## Section: Scientific Foundations

### Multidimensional Indexing Techniques

Techniques for indexing multimedia data are needed to preserve the efficiency of search processes as soon as the data to search in becomes large in volume and/or in dimension. These techniques aim at reducing the number of I/Os and CPU cycles needed to perform a search. Two classes of multi-dimensional indexing methods can be distinguished: exact nearest neighbor (NN) searches and approximate NN-search schemes.

Traditional multidimensional indexing techniques typically divide the
data space into cells containing vectors [47] .
Cell construction strategies can be classified in two broad categories:
*data-partitioning* indexing methods that divide the data space according
to the distribution of data, and *space-partitioning* indexing methods that
divide the data space along predefined lines and store each descriptor in
the appropriate cell. NN-algorithms typically use the geometrical properties of (minimum
bounding) cells to eliminate cells that cannot have any impact on the
result of the current query [48] .

Many data-partitioning index methods derive from the seminal R-Tree [53] , and their differences lie in the properties of the shapes used to build cells and/or in the degree of overlapping between cells. Well known space-partitioning techniques are somehow related to the K-D-B-Tree [63] , and differ on the way space is split and cells encoded.

Unfortunately, the “curse of dimensionality” phenomenon makes these
traditional approaches ineffective in high-dimensional
spaces [46] .
This phenomenon is particularly prevalent when performing *exact*
NN-searches.
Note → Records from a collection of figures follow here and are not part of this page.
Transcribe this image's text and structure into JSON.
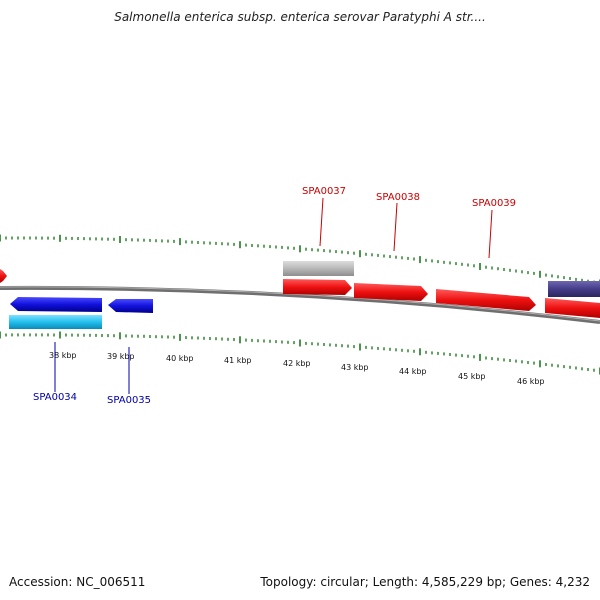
{
  "title": "Salmonella enterica subsp. enterica serovar Paratyphi A str....",
  "footer": {
    "accession": "Accession: NC_006511",
    "summary": "Topology: circular; Length: 4,585,229 bp; Genes: 4,232"
  },
  "colors": {
    "backbone": "#7a7a7a",
    "tick": "#1e7a1e",
    "forward_gene": "#ee1111",
    "reverse_gene": "#1111dd",
    "reverse_gene_light": "#22c0ee",
    "pseudogene": "#b8b8b8",
    "other_gene": "#443c88",
    "forward_label": "#cc0000",
    "reverse_label": "#0000aa"
  },
  "scale": {
    "labels": [
      "38 kbp",
      "39 kbp",
      "40 kbp",
      "41 kbp",
      "42 kbp",
      "43 kbp",
      "44 kbp",
      "45 kbp",
      "46 kbp"
    ]
  },
  "genes": {
    "labeled": [
      {
        "name": "SPA0034",
        "strand": "reverse"
      },
      {
        "name": "SPA0035",
        "strand": "reverse"
      },
      {
        "name": "SPA0037",
        "strand": "forward"
      },
      {
        "name": "SPA0038",
        "strand": "forward"
      },
      {
        "name": "SPA0039",
        "strand": "forward"
      }
    ]
  }
}
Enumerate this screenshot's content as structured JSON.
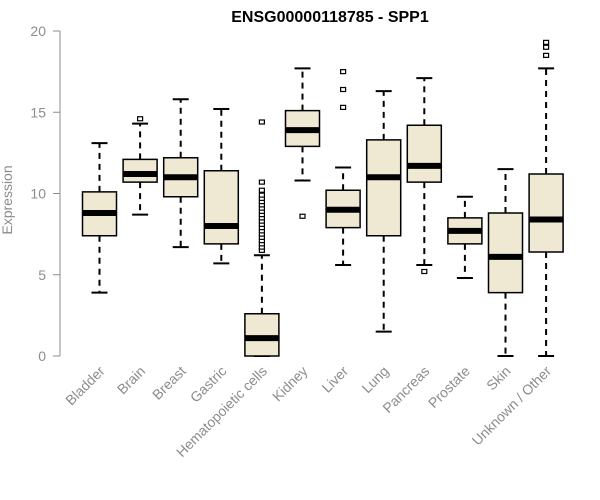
{
  "chart_data": {
    "type": "boxplot",
    "title": "ENSG00000118785 - SPP1",
    "xlabel": "",
    "ylabel": "Expression",
    "ylim": [
      0,
      20
    ],
    "yticks": [
      0,
      5,
      10,
      15,
      20
    ],
    "box_color": "#efe9d3",
    "categories": [
      "Bladder",
      "Brain",
      "Breast",
      "Gastric",
      "Hematopoietic cells",
      "Kidney",
      "Liver",
      "Lung",
      "Pancreas",
      "Prostate",
      "Skin",
      "Unknown / Other"
    ],
    "boxes": [
      {
        "name": "Bladder",
        "whisker_low": 3.9,
        "q1": 7.4,
        "median": 8.8,
        "q3": 10.1,
        "whisker_high": 13.1,
        "outliers": []
      },
      {
        "name": "Brain",
        "whisker_low": 8.7,
        "q1": 10.7,
        "median": 11.2,
        "q3": 12.1,
        "whisker_high": 14.3,
        "outliers": [
          14.6
        ]
      },
      {
        "name": "Breast",
        "whisker_low": 6.7,
        "q1": 9.8,
        "median": 11.0,
        "q3": 12.2,
        "whisker_high": 15.8,
        "outliers": []
      },
      {
        "name": "Gastric",
        "whisker_low": 5.7,
        "q1": 6.9,
        "median": 8.0,
        "q3": 11.4,
        "whisker_high": 15.2,
        "outliers": []
      },
      {
        "name": "Hematopoietic cells",
        "whisker_low": 0.0,
        "q1": 0.0,
        "median": 1.1,
        "q3": 2.6,
        "whisker_high": 6.2,
        "outliers": [
          6.5,
          6.7,
          6.9,
          7.1,
          7.3,
          7.5,
          7.7,
          7.9,
          8.1,
          8.3,
          8.5,
          8.7,
          8.9,
          9.1,
          9.3,
          9.5,
          9.7,
          9.9,
          10.2,
          10.7,
          14.4
        ]
      },
      {
        "name": "Kidney",
        "whisker_low": 10.8,
        "q1": 12.9,
        "median": 13.9,
        "q3": 15.1,
        "whisker_high": 17.7,
        "outliers": [
          8.6
        ]
      },
      {
        "name": "Liver",
        "whisker_low": 5.6,
        "q1": 7.9,
        "median": 9.0,
        "q3": 10.2,
        "whisker_high": 11.6,
        "outliers": [
          15.3,
          16.4,
          17.5
        ]
      },
      {
        "name": "Lung",
        "whisker_low": 1.5,
        "q1": 7.4,
        "median": 11.0,
        "q3": 13.3,
        "whisker_high": 16.3,
        "outliers": []
      },
      {
        "name": "Pancreas",
        "whisker_low": 5.6,
        "q1": 10.7,
        "median": 11.7,
        "q3": 14.2,
        "whisker_high": 17.1,
        "outliers": [
          5.2
        ]
      },
      {
        "name": "Prostate",
        "whisker_low": 4.8,
        "q1": 6.9,
        "median": 7.7,
        "q3": 8.5,
        "whisker_high": 9.8,
        "outliers": []
      },
      {
        "name": "Skin",
        "whisker_low": 0.0,
        "q1": 3.9,
        "median": 6.1,
        "q3": 8.8,
        "whisker_high": 11.5,
        "outliers": []
      },
      {
        "name": "Unknown / Other",
        "whisker_low": 0.0,
        "q1": 6.4,
        "median": 8.4,
        "q3": 11.2,
        "whisker_high": 17.7,
        "outliers": [
          18.5,
          19.0,
          19.3
        ]
      }
    ]
  }
}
There is therefore an increasing interest in performing
*approximate* NN-searches, where result quality is traded for
reduced query execution time. Many approaches to approximate
NN-searches have been published; their description can be found
in [46] .

Some approaches simply rely on dimensionality reduction techniques, such as PCA, but their use remains problematic when facing very high-dimensional datasets. Other approaches abort the search process early, after having accessed an arbitrary and predetermined number of cells. While this is highly effective, it does not give any clue on the quality of the result returned to the user. Some other approaches consider an approximation of the sizes of cells instead of considering their exact sizes, making somehow cells “smaller”. Shrunk cells increase efficiency of retrievals as they reduce overlap in space, but interesting vectors might be missed, however.

Recently, several approaches have transformed costly nearest neighbor searches
in multidimensional space into efficient uni-dimensional accesses.
One approach using locality sensitive hashing (LSH)
techniques [52] uses several hash functions such that co-located
vectors are likely to collide in buckets. Fagin *et al.* [50]
proposed a framework based on projecting
the descriptors onto a limited set of random lines, each
line giving a ranking of the database descriptors with
respect to the query descriptor.